- Theatrical release poster
- Directed by: Abdolreza Kahani
- Written by: Abdolreza Kahani
- Produced by: Saeid Khani Abdolreza Kahani
- Starring: Mahnaz Afshar Tannaz Tabatabaei Aida Mahiani Mehran Ghafourian Sahar Dolatshahi
- Cinematography: Moinreza Motallebi
- Edited by: Shima Monfared
- Release date: 2017;
- Running time: 80 minutes
- Country: Iran
- Language: Persian

= Delighted =

Delighted (ارادتمند؛ نازنین، بهاره، تینا) is a 2016 drama film written and directed by Abdolreza Kahani.
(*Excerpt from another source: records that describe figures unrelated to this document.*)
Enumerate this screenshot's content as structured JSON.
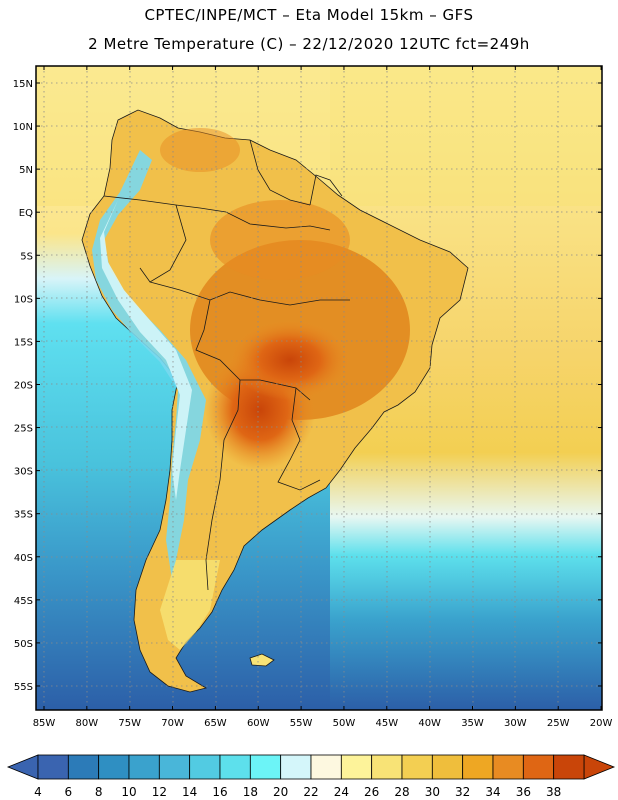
{
  "title": {
    "line1": "CPTEC/INPE/MCT –  Eta Model 15km – GFS",
    "line2": "2 Metre Temperature (C) – 22/12/2020 12UTC fct=249h"
  },
  "lat_labels": [
    "15N",
    "10N",
    "5N",
    "EQ",
    "5S",
    "10S",
    "15S",
    "20S",
    "25S",
    "30S",
    "35S",
    "40S",
    "45S",
    "50S",
    "55S"
  ],
  "lon_labels": [
    "85W",
    "80W",
    "75W",
    "70W",
    "65W",
    "60W",
    "55W",
    "50W",
    "45W",
    "40W",
    "35W",
    "30W",
    "25W",
    "20W"
  ],
  "colorbar": {
    "labels": [
      "4",
      "6",
      "8",
      "10",
      "12",
      "14",
      "16",
      "18",
      "20",
      "22",
      "24",
      "26",
      "28",
      "30",
      "32",
      "34",
      "36",
      "38"
    ],
    "colors": [
      "#3a64b0",
      "#2c7bb8",
      "#2f8fc2",
      "#3aa2cd",
      "#49b6d9",
      "#52cbe2",
      "#5de0ec",
      "#6cf4f7",
      "#d4f6fa",
      "#fdf8e0",
      "#fdf39a",
      "#f8e376",
      "#f3cf52",
      "#efbe3c",
      "#eea723",
      "#e88b22",
      "#df6614",
      "#c94509"
    ],
    "left_color": "#3a64b0",
    "right_color": "#c94509"
  },
  "map_colors": {
    "ocean_deep": "#2c5fa8",
    "ocean_mid": "#3a98c9",
    "ocean_light": "#49c2dc",
    "ocean_cyan": "#5fe0f0",
    "ocean_warm": "#fbe58a",
    "ocean_pale": "#fef2b0",
    "land_warm": "#f1c04a",
    "land_hot": "#e0851c",
    "land_hotter": "#cf6410",
    "andes": "#79d8ee"
  }
}
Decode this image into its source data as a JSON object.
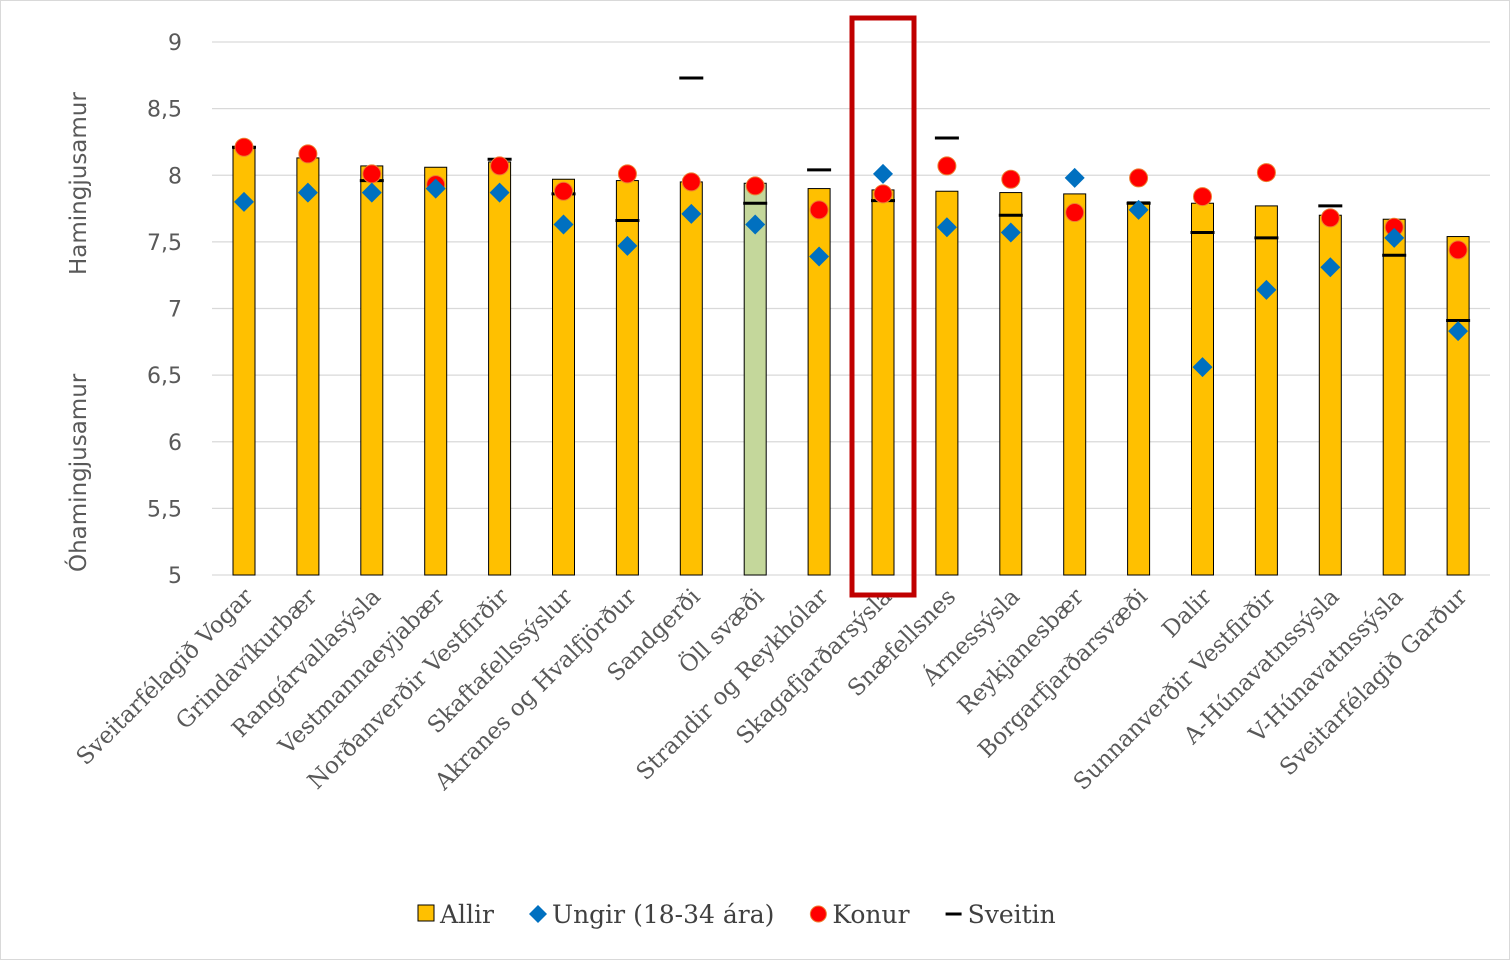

Starring Mahnaz Afshar, Tannaz Tabatabaei, Aida Mahiani, Mehran Ghafourian and Sahar Dolatshahi, Delighted is the story of three Iranian women "who want to have a good time" and to attain that end, are doing their best to find rich men for themselves.

==Cast==
- Mahnaz Afshar as Tina
- Tannaz Tabatabaei as Bahareh
- Aida Mahiani as Nazanin
- Mehran Ghafourian as Behrouz
- Sahar Dolatshahi as Mahsa

==Issues==
The film is the third of Kahani's to be refused permission to be screened in Iran, after Over There in 2008 and We've Got Time in 2014. In the hopes of recovering its production costs, Delighted was scheduled to be screened in Toronto in November 2017. Kahani cancelled the screening and refunded the ticket receipts after Iran's Ministry of Culture and Islamic Guidance threatened to ban the domestic release of his next film—the expensive Thai-Iranian production, We Like You Mrs. Yaya—if he refused to comply. "The Guidance Ministry sent a message and 'politely recommended' that the film should not be put on screen despite the fact that tickets had already been sold". Scheduled screenings in Canada, the UK, the Czech Republic, France, and Australia were cancelled, it has been shown on other occasions though, such as in Germany. It is also available on streaming platforms in the UK and US, like Amazon Prime or Hoopla.